How do ratings work?  Are they impacted by other users clicking like/dislike/agree/disagree/informative/funny/useful?  

If so, what is the impact of each choice?   And when does the user get alerted? Is it for all choices?   And is it for each person who clicks?

Just curious


----------



## Steve (Dec 19, 2014)

I think I get alerted whenever anyone likes a post.  Not sure if the negative ones are sent as alerts.  You can adjust your alert preferences by clicking on the very small link at the bottom of the "alert" drop down.

Update:  It looks like that is only for "likes".  I dug around and found that you can see ALL of the ratings you've given and received on your profile page.  It's a little weird, but they're all there.


----------



## ballen0351 (Dec 19, 2014)

Dislikes get sent to my alerts as well maybe i have my settings different but Ive never changed my settings


----------



## Carol (Dec 19, 2014)

So is that rating "score" just N/X where N is likes and X is dislikes? 

Are all likes and dislikes equal in weight?

Are any of the other votes factored in numerically? 

Just trying to figure out how these new toys work


----------



## Bob Hubbard (Dec 19, 2014)

Carol said:


> So is that rating "score" just N/X where N is likes and X is dislikes?
> 
> Are all likes and dislikes equal in weight?
> 
> ...


You click them.  They put thingies on your profile.  I think the right combination also reveals the launch codes for a Minute Man silo in ND.


----------



## Carol (Dec 19, 2014)

Damn.  All I got was a woman from Germany calling me Stephen Wright.


----------



## ballen0351 (Jan 3, 2015)

Got me an "I love it" trophy and a "can't get enough of your stuff" trophy What ever they mean?


----------



## Tames D (Jan 3, 2015)

ballen0351 said:


> Got me an "I love it" trophy and a "can't get enough of your stuff" trophy What ever they mean?
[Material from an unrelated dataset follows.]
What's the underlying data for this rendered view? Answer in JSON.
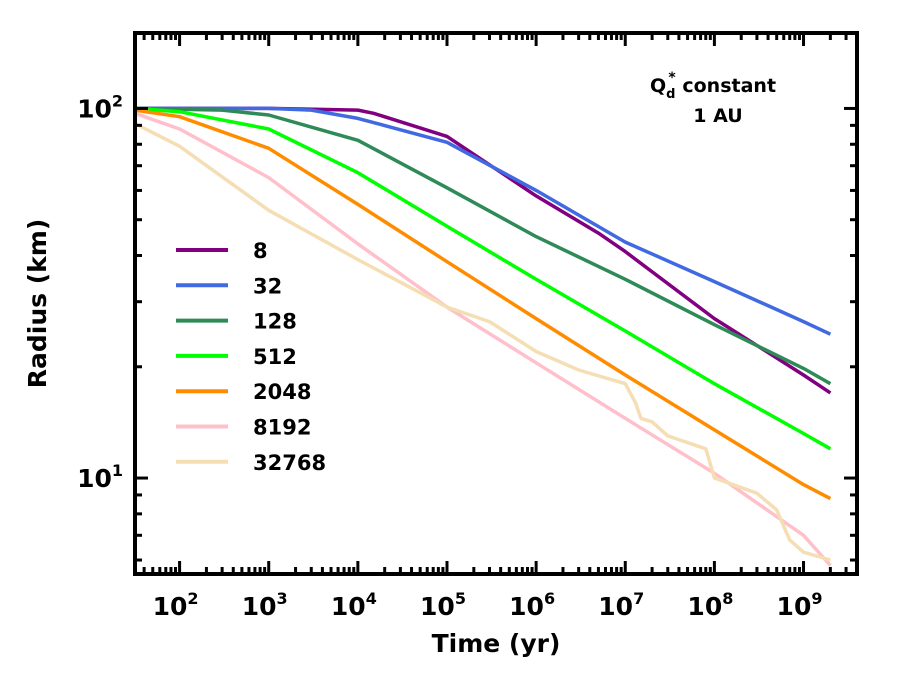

It means they want your body. Or...they are being sarcastic.


----------



## ballen0351 (Jan 3, 2015)

Tames D said:


> It means they want your body. Or...they are being sarcastic.
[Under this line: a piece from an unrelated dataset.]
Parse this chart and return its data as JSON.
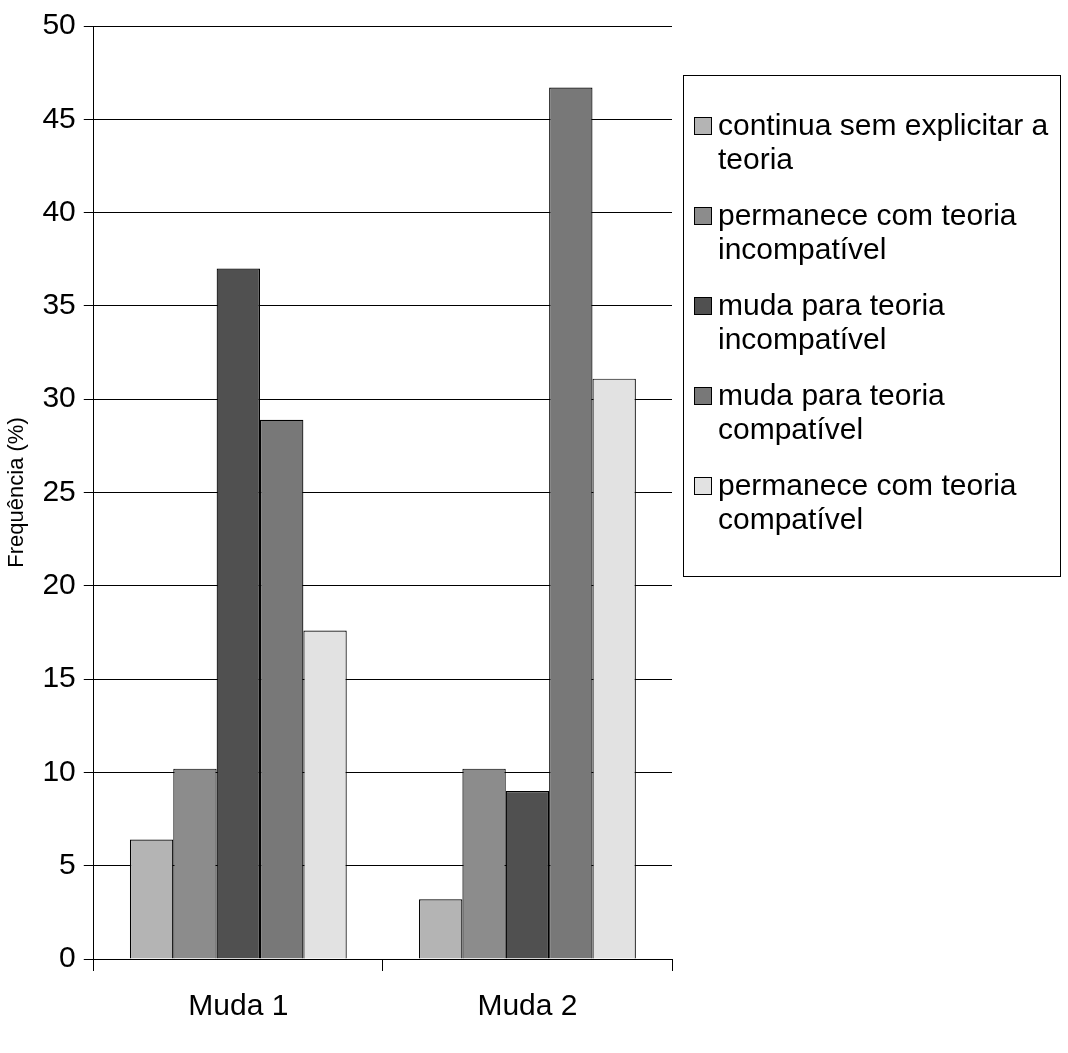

Hmmmm depends on who "they" are.  That could be frightening


----------



## jks9199 (Jan 3, 2015)

ballen0351 said:


> Got me an "I love it" trophy and a "can't get enough of your stuff" trophy What ever they mean?



Trophies MartialTalk.Com - Friendly Martial Arts Forum Community is a list of all the trophies.
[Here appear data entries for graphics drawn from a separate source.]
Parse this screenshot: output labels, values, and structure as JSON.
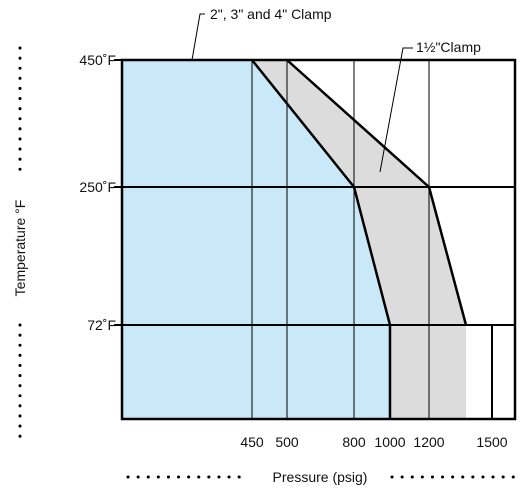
{
  "chart_data": {
    "type": "area",
    "title": "",
    "xlabel": "Pressure (psig)",
    "ylabel": "Temperature °F",
    "x_ticks": [
      {
        "value": 450,
        "label": "450"
      },
      {
        "value": 500,
        "label": "500"
      },
      {
        "value": 800,
        "label": "800"
      },
      {
        "value": 1000,
        "label": "1000"
      },
      {
        "value": 1200,
        "label": "1200"
      },
      {
        "value": 1500,
        "label": "1500"
      }
    ],
    "y_ticks": [
      {
        "value": 72,
        "label": "72˚F"
      },
      {
        "value": 250,
        "label": "250˚F"
      },
      {
        "value": 450,
        "label": "450˚F"
      }
    ],
    "series": [
      {
        "name": "2\", 3\" and 4\" Clamp",
        "color": "#c9e9f8",
        "points": [
          [
            0,
            450
          ],
          [
            450,
            450
          ],
          [
            800,
            250
          ],
          [
            1000,
            72
          ],
          [
            1000,
            0
          ]
        ]
      },
      {
        "name": "1½\"Clamp",
        "color": "#dcdcdc",
        "points": [
          [
            500,
            450
          ],
          [
            1200,
            250
          ],
          [
            1400,
            72
          ],
          [
            1400,
            0
          ]
        ]
      }
    ],
    "annotations": [
      {
        "text": "2\", 3\" and 4\" Clamp",
        "target": "2\", 3\" and 4\" Clamp"
      },
      {
        "text": "1½\"Clamp",
        "target": "1½\"Clamp"
      }
    ],
    "grid": true
  },
  "colors": {
    "blue_fill": "#c9e9f8",
    "gray_fill": "#dcdcdc",
    "line": "#000000"
  }
}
If you go to your profile page, and click on the trophy points number -- you'll get a window showing what trophies you've received with a description underneath.  In that window, there's a link to the list of all available trophies.


----------



## Tames D (Jan 3, 2015)

M


ballen0351 said:


> Hmmmm depends on who "they" are.  That could be frightening


My guess is it's a hairy, burly man.


----------



## Steve (Jan 3, 2015)

Tames D said:


> M
> 
> My guess is it's a hairy, burly man.


It was me.   So yeah.  Hairy at least. 


Sent from my iPhone using Tapatalk


----------



## Tames D (Jan 4, 2015)

Steve said:


> It was me.   So yeah.  Hairy at least.
> 
> 
> Sent from my iPhone using Tapatalk


So... I guess what everyone wants to know... do you want his body, or were you being sarcastic?


----------



## Dirty Dog (Jan 4, 2015)

Tames D said:


> So... I guess what everyone wants to know... do you want his body, or were you being sarcastic?


 
Um...not "everybody"...


----------



## Tames D (Jan 4, 2015)

Dirty Dog said:


> Um...not "everybody"...


You know, and I know, that you want to know.


----------



## Dirty Dog (Jan 4, 2015)

Tames D said:


> You know, and I know, that you want to know.


 I know that you know that I know that you know that I don't know or want to know. You know?


----------



## ballen0351 (Jan 4, 2015)

I don't even want my body


----------